The Shape of Adversarial Influence: Characterizing LLM Latent Spaces with Persistent Homology
Abstract
Existing interpretability methods for Large Language Models (LLMs) often fall short by focusing on linear directions or isolated features, overlooking the high-dimensional, nonlinear, and relational geometry within model representations. This study focuses on how adversarial inputs systematically affect the internal representation spaces of LLMs, a topic which remains poorly understood.

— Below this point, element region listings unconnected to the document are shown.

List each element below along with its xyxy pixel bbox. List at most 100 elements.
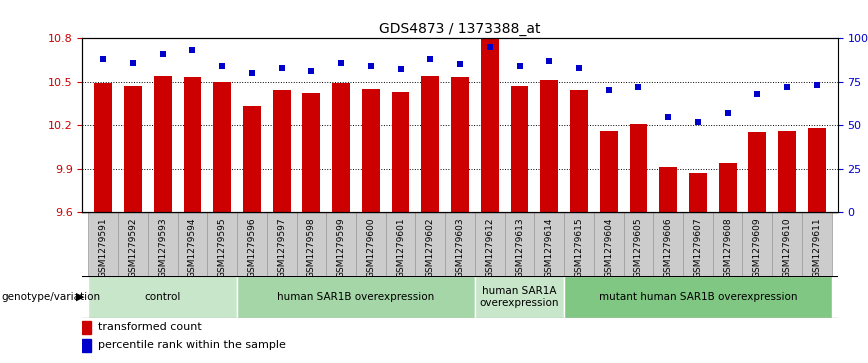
Point [96,56,110,62]
Title: GDS4873 / 1373388_at: GDS4873 / 1373388_at [379,22,541,36]
Text: percentile rank within the sample: percentile rank within the sample [97,340,286,350]
Bar [266,212,297,276]
Point [126,60,140,65]
Bar [302,93,320,212]
Bar [95,83,112,212]
Bar [773,212,802,276]
Point [691,119,705,125]
Text: GSM1279609: GSM1279609 [753,217,762,278]
Text: transformed count: transformed count [97,322,201,333]
Point [334,60,348,65]
Bar [356,212,385,276]
Bar [451,77,469,212]
Bar [564,212,594,276]
Bar [564,276,832,318]
Point [632,84,646,90]
Bar [237,276,475,318]
Point [483,44,496,50]
Bar [362,89,380,212]
Text: GSM1279608: GSM1279608 [723,217,732,278]
Bar [570,90,588,212]
Bar [683,212,713,276]
Bar [385,212,416,276]
Bar [82,321,91,334]
Point [274,65,288,71]
Bar [778,131,796,212]
Point [810,82,824,88]
Bar [481,37,499,212]
Bar [207,212,237,276]
Text: GSM1279596: GSM1279596 [247,217,256,278]
Bar [82,339,91,352]
Text: control: control [145,292,181,302]
Text: GSM1279602: GSM1279602 [426,217,435,278]
Point [513,63,527,69]
Bar [802,212,832,276]
Text: GSM1279599: GSM1279599 [337,217,345,278]
Bar [237,212,266,276]
Text: genotype/variation: genotype/variation [2,292,101,302]
Bar [600,131,618,212]
Bar [326,212,356,276]
Point [572,65,586,71]
Text: GSM1279615: GSM1279615 [575,217,583,278]
Bar [808,128,825,212]
Text: GSM1279612: GSM1279612 [485,217,494,278]
Bar [214,82,231,212]
Point [780,84,794,90]
Text: ▶: ▶ [76,292,85,302]
Bar [391,92,410,212]
Point [661,114,675,119]
Point [186,48,200,53]
Text: GSM1279594: GSM1279594 [188,217,197,278]
Bar [629,124,648,212]
Text: GSM1279606: GSM1279606 [664,217,673,278]
Bar [421,76,439,212]
Bar [594,212,623,276]
Bar [154,76,172,212]
Point [155,51,169,57]
Text: GSM1279613: GSM1279613 [515,217,524,278]
Text: GSM1279592: GSM1279592 [128,217,137,278]
Bar [475,276,564,318]
Bar [118,212,148,276]
Text: GSM1279603: GSM1279603 [456,217,464,278]
Text: GSM1279593: GSM1279593 [158,217,168,278]
Text: GSM1279595: GSM1279595 [218,217,227,278]
Bar [748,132,766,212]
Bar [124,86,142,212]
Bar [416,212,445,276]
Text: GSM1279610: GSM1279610 [783,217,792,278]
Bar [148,212,178,276]
Point [215,63,229,69]
Bar [654,212,683,276]
Point [453,61,467,67]
Bar [89,276,237,318]
Bar [297,212,326,276]
Point [720,110,734,116]
Text: GSM1279598: GSM1279598 [307,217,316,278]
Point [364,63,378,69]
Text: GSM1279600: GSM1279600 [366,217,375,278]
Bar [475,212,504,276]
Bar [445,212,475,276]
Bar [623,212,654,276]
Text: mutant human SAR1B overexpression: mutant human SAR1B overexpression [599,292,797,302]
Text: GSM1279614: GSM1279614 [545,217,554,278]
Bar [178,212,207,276]
Bar [713,212,742,276]
Bar [540,80,558,212]
Text: GSM1279605: GSM1279605 [634,217,643,278]
Bar [183,77,201,212]
Text: GSM1279607: GSM1279607 [694,217,702,278]
Point [393,66,407,72]
Text: human SAR1A
overexpression: human SAR1A overexpression [480,286,559,307]
Point [305,68,319,74]
Bar [510,86,529,212]
Bar [659,167,677,212]
Bar [332,83,350,212]
Point [245,70,259,76]
Text: GSM1279597: GSM1279597 [277,217,286,278]
Text: GSM1279604: GSM1279604 [604,217,613,278]
Bar [504,212,535,276]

We propose the application of persistent homology (PH) to measure and understand the geometry and topology of the representation space when the model is under external adversarial influence. Specifically, we use PH to systematically interpret six state-of-the-art models under two distinct adversarial conditions—indirect prompt injection and backdoor fine-tuning—and uncover a consistent topological signature of adversarial influence. Across architectures and model sizes, adversarial inputs induce "topological compression'', where the latent space becomes structurally simpler, collapsing from varied, compact, small-scale features into fewer, dominant, and more dispersed large-scale ones. This topological signature is statistically robust across layers, highly discriminative, and provides interpretable insights into how adversarial effects emerge and propagate. By quantifying the shape of activations and neuron-level information flow, our architecture-agnostic framework reveals fundamental invariants of representational change, offering a complementary perspective to existing interpretability methods.